Xiaozhuang Mishi ("Secret History of Xiaozhuang"), also known as Xiaozhuang Epic, is a 2003 Chinese historical drama television series produced by You Xiaogang. The series is the first instalment in a series of four television series set in the early Qing dynasty. It was followed by Huang Taizi Mishi (2004), Taizu Mishi (2005) and Secret History of Kangxi (2006), all of which were also produced by You Xiaogang. The series romanticises the life of Empress Dowager Xiaozhuang.

== Synopsis ==
Dayuer is a Khorchin princess deeply in love with Dorgon, a son of the Later Jin khan Nurhaci. She soon becomes the concubine of Dorgon's half-brother Huangtaiji. Huangtaiji has already married Dayuer's aunt, Jerjer, to secure an alliance between the Khorchins and Later Jin. Huangtaiji initially has feelings for Dayuer, but realises that she only loves Dorgon, so he directs his affection to her sister Harjol.

With support from Dorgon and his brother Dodo, Huangtaiji succeeds their father as khan and establishes the Qing dynasty to replace the Later Jin. However, Dorgon and Huangtaiji have a strained relationship because of Dayuer and the forced suicide of Dorgon's mother Lady Abahai.

After Huangtaiji's death, Dayuer's son Fulin takes the throne while Dayuer becomes empress dowager, with Dorgon ruling as regent. As Fulin grows older, he becomes increasingly distrustful of Dorgon after discovering his mother's ongoing secret affair with Dorgon. After Dorgon's sudden death, Fulin strips him of his honours.
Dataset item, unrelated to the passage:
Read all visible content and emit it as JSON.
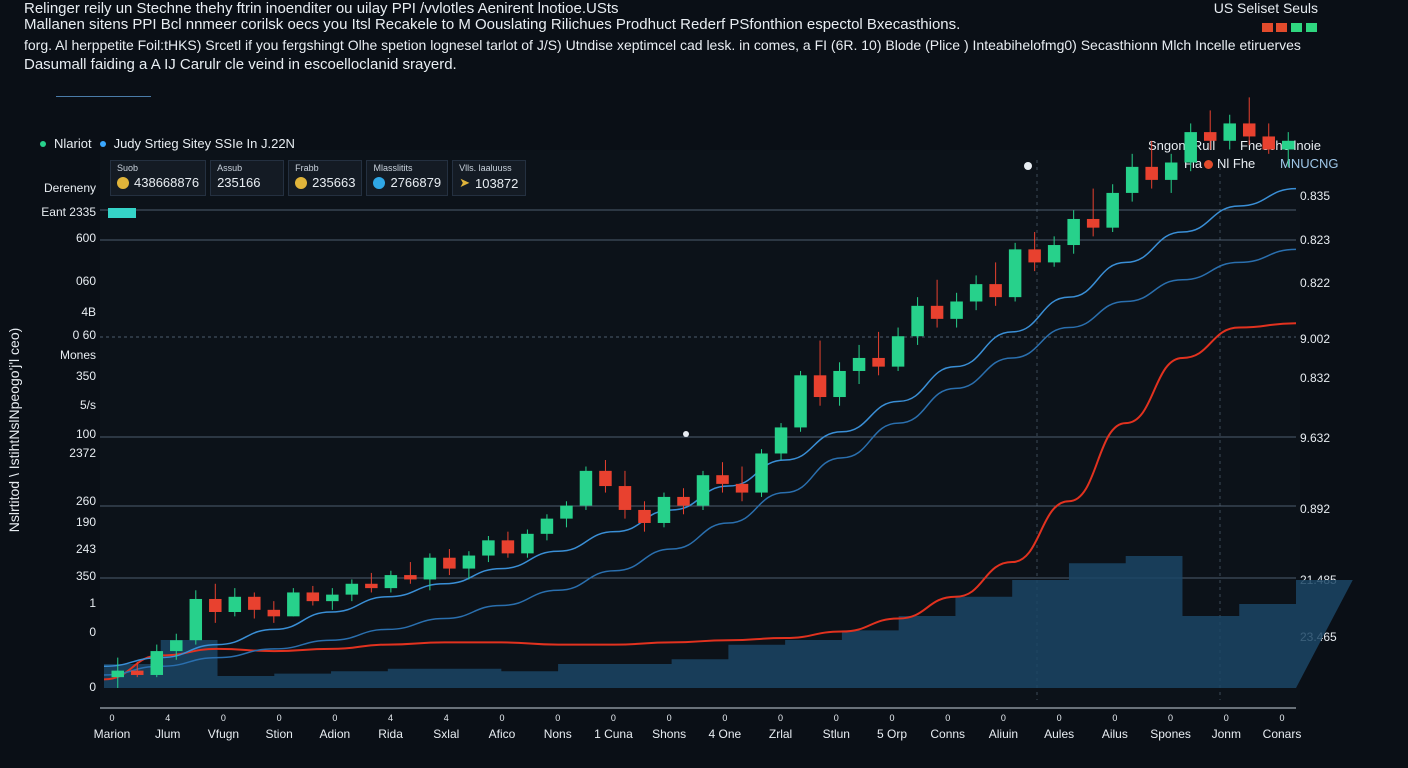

Fulin dies shortly after the passing of his beloved concubine, Consort Donggo, leaving his young son, Xuanye, to succeed him as emperor. Now grand empress dowager, Dayuer provides guidance and support to her grandson.

== Reception ==
Xiaozhuang Mishi first aired on HNETV (湖南經視綜合頻道) on 31 December 2002. It reached first place in audience measurement in some provinces of China.